Pineapple, Vidalia Onion and Gorgonzola Salad

  • 3 tbsp. fresh basil, finely chopped (you really need to use fresh)
  • 1/3 cup plus 2 tbsp. red wine vinegar
  • 1 cup olive oil
  • 1 tbsp. fresh lemon juice
  • salt and pepper to taste
  • 8 pieces red leaf lettuce
  • 1 fresh pineapple
  • 1 large Vidalia onion (or any sweet onion)
  • 4 oz. gorgonzola cheese, crumbled (any blue cheese)
  • tomato chunks or cherry tomatoes

Mix the basil and vinegar together and let sit for 5 minutes.  This will release the flavor of the basil.  Add the olive oil, lemon juice and salt and pepper to taste; whisk well.

Core and peel the pineapple and cut into 8 slices.  Cut each slice in half.  Peel the onion and cut into 8 slices.  Cut these in half as well.

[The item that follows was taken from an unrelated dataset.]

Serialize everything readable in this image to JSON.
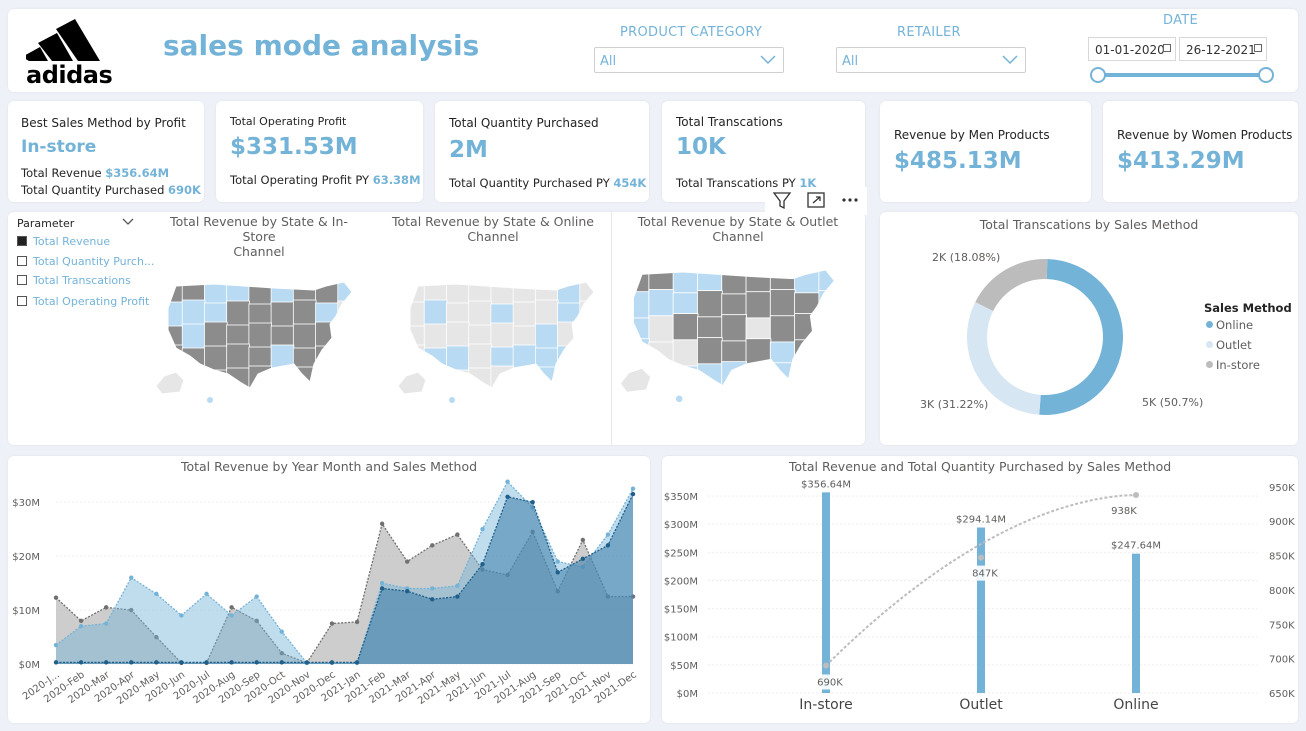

To serve: Place a piece of lettuce on each of 8 chilled salad plates.  Beginning at the outside of each plate and moving toward the center, place a half slice of pineapple followed by a half slice of onion.  Each plate should have 2 half slices of pineapple and onion (I added an extra slice of pineapple).   Sprinkle with the Gorgonzola cheese.  Pour the dressing over each salad and serve.  Add some tomatoes, cut in chunks,  if desired.  Of course you can use more or less of any of the ingredients.